De acuerdo a Zequeira, aunque el sistema bancario de la isla no debe confrontar repercusiones por los problemas de los dos bancos intervenidos en California y Nueva York, respectivamente, su oficina mantendrá una vigilancia rigurosa en los próximos días para asegurar que ese sea el caso.

El SVB, con sede en California, anunció el pasado miércoles que iba a buscar una ampliación de capital para tratar de hacer frente a dificultades financieras que le llevaron a deshacerse de inversiones por valor de unos 21.000 millones de dólares, con una pérdida de cerca de 1.800 millones.

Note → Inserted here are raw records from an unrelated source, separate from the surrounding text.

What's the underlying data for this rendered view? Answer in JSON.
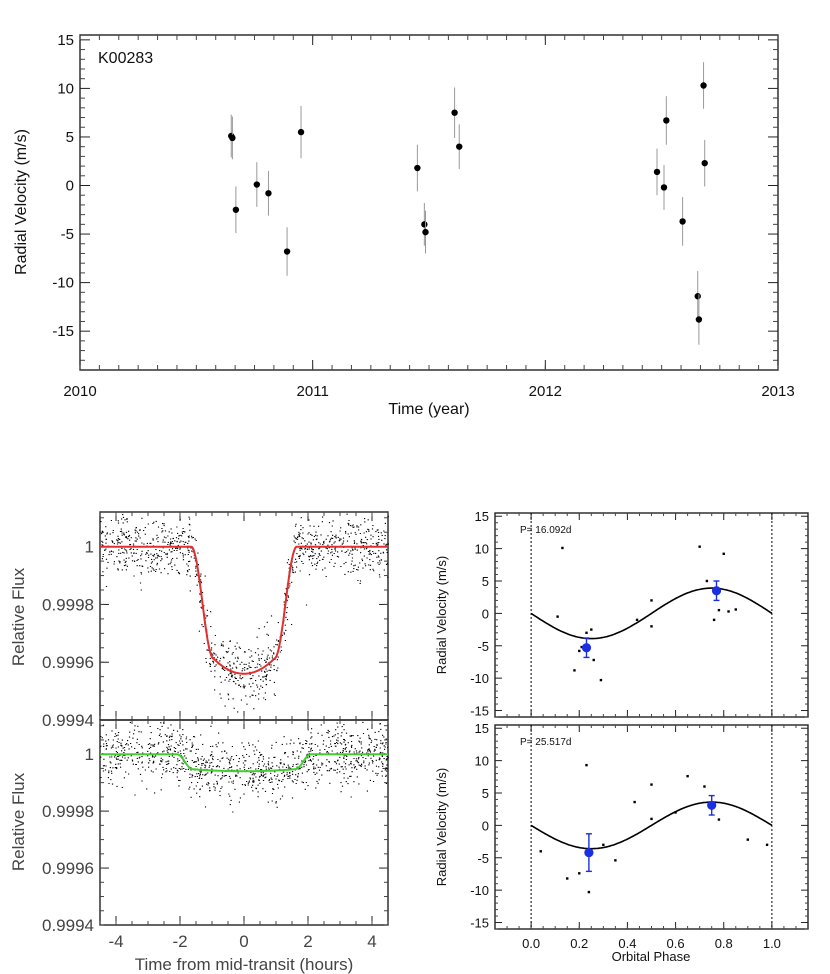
{
  "chart_data": [
    {
      "type": "scatter",
      "title": "",
      "annotation": "K00283",
      "xlabel": "Time (year)",
      "ylabel": "Radial Velocity (m/s)",
      "xlim": [
        2010,
        2013
      ],
      "ylim": [
        -19,
        15.5
      ],
      "xticks": [
        2010,
        2011,
        2012,
        2013
      ],
      "yticks": [
        -15,
        -10,
        -5,
        0,
        5,
        10,
        15
      ],
      "points": [
        {
          "x": 2010.65,
          "y": 5.1,
          "err": 2.2
        },
        {
          "x": 2010.655,
          "y": 4.9,
          "err": 2.2
        },
        {
          "x": 2010.67,
          "y": -2.5,
          "err": 2.4
        },
        {
          "x": 2010.76,
          "y": 0.1,
          "err": 2.3
        },
        {
          "x": 2010.81,
          "y": -0.8,
          "err": 2.3
        },
        {
          "x": 2010.89,
          "y": -6.8,
          "err": 2.5
        },
        {
          "x": 2010.95,
          "y": 5.5,
          "err": 2.7
        },
        {
          "x": 2011.45,
          "y": 1.8,
          "err": 2.4
        },
        {
          "x": 2011.48,
          "y": -4.0,
          "err": 2.2
        },
        {
          "x": 2011.485,
          "y": -4.8,
          "err": 2.2
        },
        {
          "x": 2011.61,
          "y": 7.5,
          "err": 2.6
        },
        {
          "x": 2011.63,
          "y": 4.0,
          "err": 2.3
        },
        {
          "x": 2012.48,
          "y": 1.4,
          "err": 2.4
        },
        {
          "x": 2012.51,
          "y": -0.2,
          "err": 2.3
        },
        {
          "x": 2012.52,
          "y": 6.7,
          "err": 2.5
        },
        {
          "x": 2012.59,
          "y": -3.7,
          "err": 2.5
        },
        {
          "x": 2012.655,
          "y": -11.4,
          "err": 2.6
        },
        {
          "x": 2012.66,
          "y": -13.8,
          "err": 2.6
        },
        {
          "x": 2012.68,
          "y": 10.3,
          "err": 2.4
        },
        {
          "x": 2012.685,
          "y": 2.3,
          "err": 2.4
        }
      ]
    },
    {
      "type": "scatter",
      "panel": "transit-top",
      "ylabel": "Relative Flux",
      "xlim": [
        -4.5,
        4.5
      ],
      "ylim": [
        0.9994,
        1.00012
      ],
      "yticks": [
        1,
        0.9998,
        0.9996
      ],
      "ytick_labels": [
        "1",
        "0.9998",
        "0.9996"
      ],
      "bottom_tick_label": "0.9994",
      "model_color": "#e03030",
      "model": {
        "depth": 0.00044,
        "t1": 1.65,
        "t2": 0.95
      }
    },
    {
      "type": "scatter",
      "panel": "transit-bottom",
      "xlabel": "Time from mid-transit (hours)",
      "ylabel": "Relative Flux",
      "xlim": [
        -4.5,
        4.5
      ],
      "ylim": [
        0.9994,
        1.00012
      ],
      "xticks": [
        -4,
        -2,
        0,
        2,
        4
      ],
      "yticks": [
        1,
        0.9998,
        0.9996,
        0.9994
      ],
      "ytick_labels": [
        "1",
        "0.9998",
        "0.9996",
        "0.9994"
      ],
      "model_color": "#44cc33",
      "model": {
        "depth": 6e-05,
        "t1": 2.1,
        "t2": 1.6
      }
    },
    {
      "type": "scatter",
      "panel": "rv-phase-top",
      "annotation": "P= 16.092d",
      "ylabel": "Radial Velocity (m/s)",
      "xlim": [
        -0.15,
        1.15
      ],
      "ylim": [
        -16,
        15.5
      ],
      "yticks": [
        -15,
        -10,
        -5,
        0,
        5,
        10,
        15
      ],
      "amplitude": 3.9,
      "binned_color": "#1a2fe0",
      "points": [
        [
          0.11,
          -0.5
        ],
        [
          0.18,
          -8.8
        ],
        [
          0.2,
          -5.8
        ],
        [
          0.21,
          -5.2
        ],
        [
          0.23,
          -3.0
        ],
        [
          0.26,
          -7.2
        ],
        [
          0.29,
          -10.3
        ],
        [
          0.25,
          -2.5
        ],
        [
          0.44,
          -1.0
        ],
        [
          0.5,
          2.0
        ],
        [
          0.5,
          -2.0
        ],
        [
          0.7,
          10.3
        ],
        [
          0.73,
          5.0
        ],
        [
          0.76,
          -1.0
        ],
        [
          0.78,
          0.5
        ],
        [
          0.8,
          9.2
        ],
        [
          0.82,
          0.3
        ],
        [
          0.85,
          0.6
        ],
        [
          0.13,
          10.1
        ]
      ],
      "binned": [
        {
          "x": 0.23,
          "y": -5.3,
          "err": 1.5
        },
        {
          "x": 0.77,
          "y": 3.5,
          "err": 1.5
        }
      ]
    },
    {
      "type": "scatter",
      "panel": "rv-phase-bottom",
      "annotation": "P= 25.517d",
      "xlabel": "Orbital Phase",
      "ylabel": "Radial Velocity (m/s)",
      "xlim": [
        -0.15,
        1.15
      ],
      "ylim": [
        -16,
        15.5
      ],
      "xticks": [
        0.0,
        0.2,
        0.4,
        0.6,
        0.8,
        1.0
      ],
      "xtick_labels": [
        "0.0",
        "0.2",
        "0.4",
        "0.6",
        "0.8",
        "1.0"
      ],
      "yticks": [
        -15,
        -10,
        -5,
        0,
        5,
        10,
        15
      ],
      "amplitude": 3.6,
      "binned_color": "#1a2fe0",
      "points": [
        [
          0.04,
          -4.0
        ],
        [
          0.15,
          -8.2
        ],
        [
          0.2,
          -7.4
        ],
        [
          0.23,
          9.3
        ],
        [
          0.24,
          -4.2
        ],
        [
          0.24,
          -10.3
        ],
        [
          0.3,
          -3.0
        ],
        [
          0.35,
          -5.4
        ],
        [
          0.43,
          3.6
        ],
        [
          0.5,
          6.3
        ],
        [
          0.5,
          1.0
        ],
        [
          0.6,
          2.0
        ],
        [
          0.65,
          7.6
        ],
        [
          0.72,
          6.0
        ],
        [
          0.75,
          2.8
        ],
        [
          0.78,
          0.9
        ],
        [
          0.9,
          -2.2
        ],
        [
          0.98,
          -3.0
        ]
      ],
      "binned": [
        {
          "x": 0.24,
          "y": -4.2,
          "err": 2.9
        },
        {
          "x": 0.75,
          "y": 3.1,
          "err": 1.5
        }
      ]
    }
  ]
}
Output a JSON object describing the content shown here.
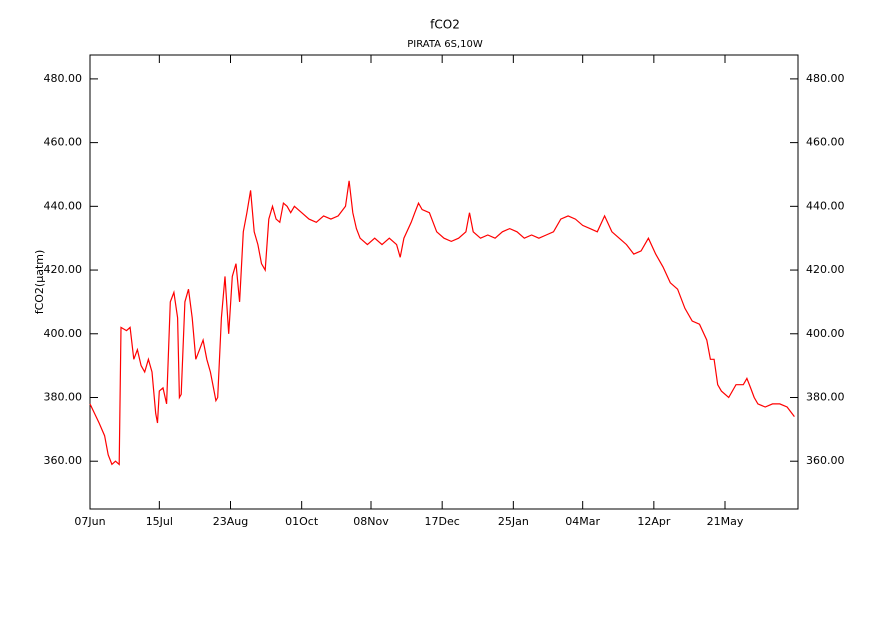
{
  "chart_data": {
    "type": "line",
    "title": "fCO2",
    "subtitle": "PIRATA 6S,10W",
    "y_label": "fCO2(μatm)",
    "color": "#ff0000",
    "xlim": [
      0,
      388
    ],
    "ylim": [
      345,
      487.5
    ],
    "xticks": [
      {
        "value": 0,
        "label": "07Jun"
      },
      {
        "value": 38,
        "label": "15Jul"
      },
      {
        "value": 77,
        "label": "23Aug"
      },
      {
        "value": 116,
        "label": "01Oct"
      },
      {
        "value": 154,
        "label": "08Nov"
      },
      {
        "value": 193,
        "label": "17Dec"
      },
      {
        "value": 232,
        "label": "25Jan"
      },
      {
        "value": 270,
        "label": "04Mar"
      },
      {
        "value": 309,
        "label": "12Apr"
      },
      {
        "value": 348,
        "label": "21May"
      }
    ],
    "yticks": [
      {
        "value": 360,
        "label": "360.00"
      },
      {
        "value": 380,
        "label": "380.00"
      },
      {
        "value": 400,
        "label": "400.00"
      },
      {
        "value": 420,
        "label": "420.00"
      },
      {
        "value": 440,
        "label": "440.00"
      },
      {
        "value": 460,
        "label": "460.00"
      },
      {
        "value": 480,
        "label": "480.00"
      }
    ],
    "x": [
      0,
      5,
      8,
      10,
      12,
      14,
      16,
      17,
      20,
      22,
      24,
      26,
      28,
      30,
      32,
      34,
      36,
      37,
      38,
      40,
      42,
      44,
      46,
      48,
      49,
      50,
      52,
      54,
      56,
      58,
      60,
      62,
      64,
      66,
      68,
      69,
      70,
      72,
      74,
      76,
      78,
      80,
      82,
      84,
      86,
      88,
      90,
      92,
      94,
      96,
      98,
      100,
      102,
      104,
      106,
      108,
      110,
      112,
      116,
      120,
      124,
      128,
      132,
      136,
      140,
      142,
      144,
      146,
      148,
      152,
      156,
      160,
      164,
      168,
      170,
      172,
      176,
      178,
      180,
      182,
      186,
      190,
      194,
      198,
      202,
      206,
      208,
      210,
      214,
      218,
      222,
      226,
      230,
      234,
      238,
      242,
      246,
      250,
      254,
      258,
      262,
      266,
      270,
      274,
      278,
      282,
      286,
      290,
      294,
      298,
      302,
      306,
      310,
      314,
      318,
      322,
      326,
      330,
      334,
      338,
      340,
      342,
      344,
      346,
      350,
      354,
      358,
      360,
      362,
      364,
      366,
      370,
      374,
      378,
      382,
      386
    ],
    "values": [
      378,
      372,
      368,
      362,
      359,
      360,
      359,
      402,
      401,
      402,
      392,
      395,
      390,
      388,
      392,
      388,
      375,
      372,
      382,
      383,
      378,
      410,
      413,
      405,
      380,
      381,
      410,
      414,
      405,
      392,
      395,
      398,
      392,
      388,
      382,
      379,
      380,
      405,
      418,
      400,
      418,
      422,
      410,
      432,
      438,
      445,
      432,
      428,
      422,
      420,
      436,
      440,
      436,
      435,
      441,
      440,
      438,
      440,
      438,
      436,
      435,
      437,
      436,
      437,
      440,
      448,
      438,
      433,
      430,
      428,
      430,
      428,
      430,
      428,
      424,
      430,
      435,
      438,
      441,
      439,
      438,
      432,
      430,
      429,
      430,
      432,
      438,
      432,
      430,
      431,
      430,
      432,
      433,
      432,
      430,
      431,
      430,
      431,
      432,
      436,
      437,
      436,
      434,
      433,
      432,
      437,
      432,
      430,
      428,
      425,
      426,
      430,
      425,
      421,
      416,
      414,
      408,
      404,
      403,
      398,
      392,
      392,
      384,
      382,
      380,
      384,
      384,
      386,
      383,
      380,
      378,
      377,
      378,
      378,
      377,
      374
    ]
  }
}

Ese anuncio llevó a muchos clientes a retirar sus fondos, tras lo que los reguladores tuvieron que cerrar el banco el viernes por falta de liquidez.

Posteriormente, se hundió la cotización bursátil de la compañía, lo que a su vez afectó al sector bancario en Estados Unidos y otros países.

El Departamento del Tesoro, la Reserva Federal y la FDIC anunciaron el domingo que los clientes tendrán acceso a partir de este lunes a todo el dinero depositado en el SVB y prometieron un plan similar para el Signature Bank.

Biden, a su vez, avanzó que los gestores de esos bancos «serán despedidos» y recalcó, tal y como apuntaron los reguladores la víspera, que los accionistas no estarán protegidos.